Talking To: Dal Chodha, Fashion in Film's Co-Curator About Cinema, Sustainability & Youth (Spring)
As the days get darker and the Autumn rolls in, film is often a comforting blanket that I reach for; especially for its ability to whisk you off to other places. It is for these transportive qualities, Dal Chodha explains to me, which makes cinema suited to conveying the chosen messages of Fashion in Film Festival 2025.
“The big important definition is that it is fashion IN film” Dal tells me as we sit outside the Watershed on a fresh Sunday afternoon. “It's not a fashion film festival which is the mistake that a lot of people often make and that distinction, that tiny word of two letters, is so crucial. Because what it should imply is that we're interested in Film and Cinema”.
Dal Chodha is the Pathway Leader of Fashion Communication: Image and Promotion course at UAL, a writer, editor and self-confessed cinephile. He is also the co-curator of this year’s festival. Now in its 8th year, Fashion in Film has a busy schedule, showing some 80 films over 16 venues. A tour of London is already completed and further dates in the southwest and Scotland are on the horizon.
Each year carries its own theme, with this year’s being ‘GROUNDED: Fashion’s Entanglements with Nature’. I asked Dal where the kernel of inspiration came from. “This one was obviously very pertinent, thinking about ecology, the planet and sustainability. These are issues that the fashion industry has grappled with, and I would say created”. However, the festival aims to skip any didactic lecturing and scientific preaching in a bid to take a more human approach. “When something is so important for all of us to grapple with and deal with, I think isolating it with these kinds of words that feel often quite judgemental and restrictive isn’t helpful.” Dal believes that more austere arguments run the risk of only appealing to those who are already clued in on the impact of the garment industry. “There's not enough film nerds, there's not enough fashion nerds to really make any change. You actually need the people in the middle and they're the challenging audience to capture for any purpose”.

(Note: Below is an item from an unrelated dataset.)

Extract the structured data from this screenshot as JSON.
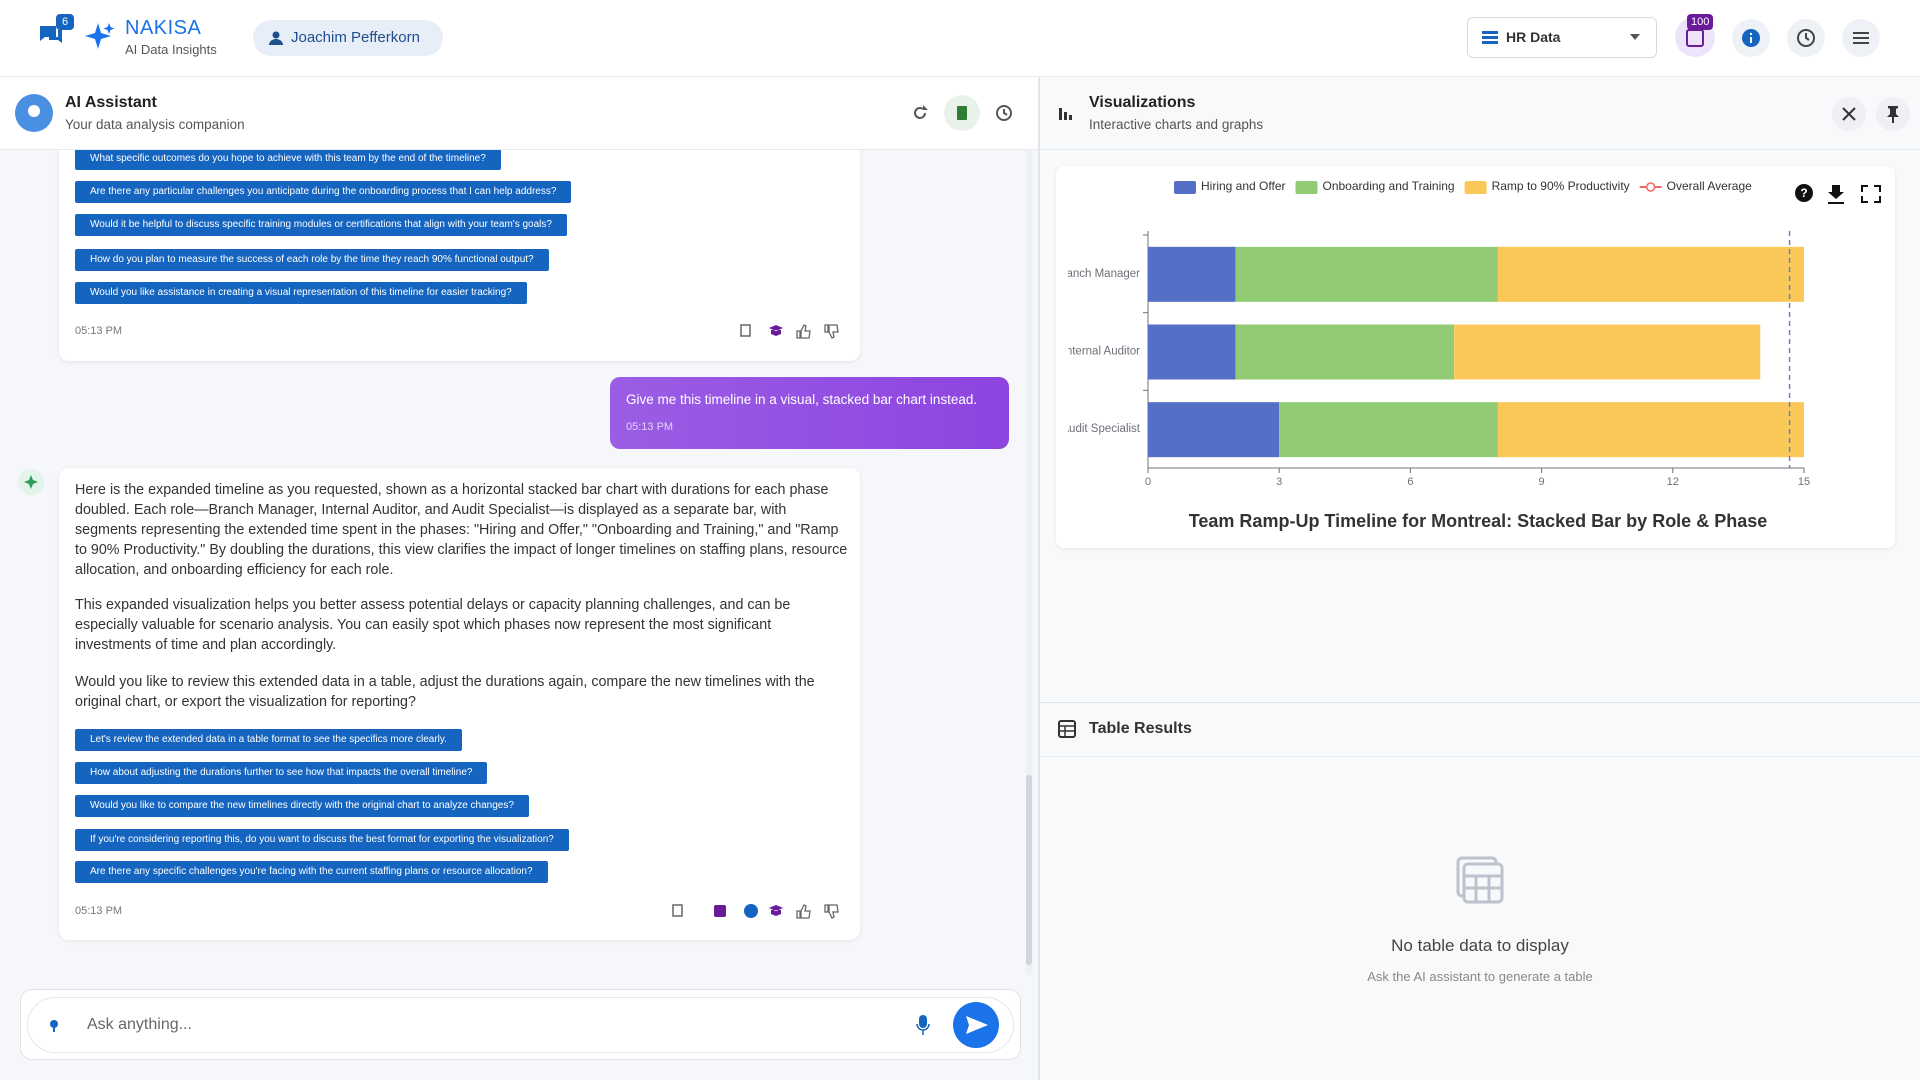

This more holistic approach to conveying the effect the fashion industry has on our world can be seen in the film I would be watching that afternoon, Wang Bings ‘Youth (Spring) - a personal favourite of Dal’s and one that he would be introducing himself. Filmed over the course of six years, this slow burn documentary focuses on the day-to-day lives of young Chinese migrant labourers working in the garment factories of Zhili. “I think the interesting thing is the title of it, you know, Youth Spring. So, it's setting it in a time of year that is not obvious in the film at all but also that idea of things budding and beginning and growing”. The reason why the time of year is so ambiguous is because of the documentary’s setting. Often cramped and hectic, their living and working conditions are often devoid of light, creating an oppressive sense of timelessness which is set to the constant and dizzying whir of industrial machinery in an urban environment. There is no real immediately obvious plot; choosing to follow a large group of workers instead of the development of an individual creates a feeling of futility. There is no sense of start, middle and end to the film. It is monotonous and this sense of perpetuity is matched by the film’s 3-hour 35-minute run time. Although this may all sound like negative criticism about the viewing experience, it absolutely is not. I have never watched a documentary that conveys a feeling so aptly. It just happens to be that the feeling that needs to be conveyed in this film is a sense of monotony and escapelessness.
However, amongst the grim reality of their working conditions, what makes the film important is that it humanises the garment workers who often remain mere characters in the rhetoric surrounding fast fashion. “Yeah, I think we ‘other’ a lot of things and we ‘other’ a lot of people. So, when we look at garment workers in far far-flung countries to us, we love to kind of think “Oh my God, it must be so awful.”” It is for this anti-othering that this film was chosen, it humanises the workers. Amongst the bleak working conditions, you still witness young people being young people. Dal tells me how you often see these subjects shoehorned into news cycles, offering little other than the bare facts. Whereas cinema can play a different role, cinema has the ability to make these difficult subjects more approachable to people and present a broader understanding of people’s lives. “Yes, their life is not your life or my life at their age, but they're still young people that are hung up about themselves, that fall in love, that argue with each other, that, you know, get hungry and play on their phones.”
Walking home from the cinema, I thought about what I had just watched and discussed with Dal. The film had had an impact on me, and everything mentioned by Dal was true regarding my own understanding of fast fashion and garment workers. I knew all the buzzwords, and I knew fast fashion was bad. However, I didn’t know what the lives of the people involved looked or sounded like and I hadn’t put much thought into it beyond that. Through this film I have gained a human understanding of the industry and the people that are involved in it in a way the news never could. This film is just one of 80 being shown across the festival and I implore you to try and watch at least one.